This month we had hoped to advise you about the current state of reforms to the civil litigation system. We are not able to do this, however, as the Legal Aid Sentencing and Punishment of Offenders Bill (LASPO) is having a rough ride through the House of Lords. For those of you who have studied on the Diploma course and developed an interest in how the Lords influences (and arguably, improves) our laws, this is a good bill to follow. You can find the latest details on the Parliament website, www.parliament.uk, under Bills & legislation.

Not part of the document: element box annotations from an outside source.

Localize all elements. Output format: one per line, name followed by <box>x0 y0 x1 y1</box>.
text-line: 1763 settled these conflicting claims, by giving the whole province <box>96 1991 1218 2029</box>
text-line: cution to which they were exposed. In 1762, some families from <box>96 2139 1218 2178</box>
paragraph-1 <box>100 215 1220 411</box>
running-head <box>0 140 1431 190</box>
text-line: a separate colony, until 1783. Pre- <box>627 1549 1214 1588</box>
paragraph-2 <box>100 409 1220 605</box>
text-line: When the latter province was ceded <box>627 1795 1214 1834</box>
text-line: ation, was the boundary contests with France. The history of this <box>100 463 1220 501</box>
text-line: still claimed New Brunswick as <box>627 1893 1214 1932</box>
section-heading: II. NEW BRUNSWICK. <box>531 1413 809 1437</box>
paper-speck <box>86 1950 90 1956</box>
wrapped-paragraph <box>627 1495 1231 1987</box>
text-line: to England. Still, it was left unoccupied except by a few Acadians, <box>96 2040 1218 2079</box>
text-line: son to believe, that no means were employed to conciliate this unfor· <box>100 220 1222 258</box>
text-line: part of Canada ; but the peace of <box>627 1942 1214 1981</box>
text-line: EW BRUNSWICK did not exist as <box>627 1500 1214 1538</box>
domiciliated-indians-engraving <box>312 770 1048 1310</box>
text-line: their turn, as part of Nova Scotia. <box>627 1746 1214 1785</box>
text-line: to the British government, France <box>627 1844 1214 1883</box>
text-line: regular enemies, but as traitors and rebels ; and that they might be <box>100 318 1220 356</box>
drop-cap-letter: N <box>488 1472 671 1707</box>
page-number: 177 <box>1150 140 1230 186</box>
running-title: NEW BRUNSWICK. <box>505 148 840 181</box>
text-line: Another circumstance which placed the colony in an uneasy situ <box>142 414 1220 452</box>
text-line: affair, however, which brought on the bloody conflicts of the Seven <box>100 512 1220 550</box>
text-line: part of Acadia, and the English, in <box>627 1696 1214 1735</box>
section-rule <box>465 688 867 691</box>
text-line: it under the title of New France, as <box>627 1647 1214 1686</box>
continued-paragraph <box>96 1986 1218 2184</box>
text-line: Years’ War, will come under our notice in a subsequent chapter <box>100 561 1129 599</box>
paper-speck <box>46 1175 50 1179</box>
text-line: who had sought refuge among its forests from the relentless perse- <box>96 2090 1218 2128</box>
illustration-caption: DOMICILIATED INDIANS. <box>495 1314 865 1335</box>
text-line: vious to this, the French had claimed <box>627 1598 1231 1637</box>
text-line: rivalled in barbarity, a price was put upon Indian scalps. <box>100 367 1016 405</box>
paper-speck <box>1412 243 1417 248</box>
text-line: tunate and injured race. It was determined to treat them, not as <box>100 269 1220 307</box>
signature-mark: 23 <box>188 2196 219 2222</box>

We will return to this topic as soon as we are able to do so, but in the meantime there are still small but significant changes happening in litigation procedure. A change to county court claims, described by the Law Society as a 'sea change', will be implemented from March of this year. The plan is to have all claims to the county courts dealt with through one central office based in Salford. What this change will mean is that rather than solicitors mailing a claim to or filing a claim with an individual court, claims will have to be 'e-filed' with the new Salford business centre. There are also plans for the process to be used for enforcement proceedings and divorce petitions, but no date has been set for this.
For those in legal practice, adapting to the new system and getting it right may take some time, but it will happen. The concern is whether those acting for themselves (litigants in person) will be able to understand the 'gobbledegook' sent out by the court. There will be added problems for those acting for themselves, namely, 1) There will not be a local court where they can get assistance; and 2) If the small claim limit increases from £5,000 to £15,000, there will be many more litigants in person. (This increase is one of the issues changes due under the LASPO bill mentioned above.)
On the positive side, those who are able to embrace the changes should be able to look forward to filing a claim in the morning and seeing it posted from the court that afternoon. Also, it will no longer be necessary to enclose a cheque with a claim, as court fees will be dealt with electronically or by direct debit for regular users such as solicitors.
It should be noted that it has been possible for a number of years to start claims online with the Money Claim Online service (www.moneyclaim.gov.uk), which was designed for legal professionals who deal with bulk claims. If you have a quick glance at the four pages of 'frequently asked questions', you might get some idea of the problems people are likely to have using the proposed e-filing system for all claims.
When all is said and done, no matter what 'teething problems' are experienced, these changes will be made in the next few months. Given the estimated cost savings of £2-£3 million per year, e-filing is likely to remain a firm and expanding feature of litigation practice.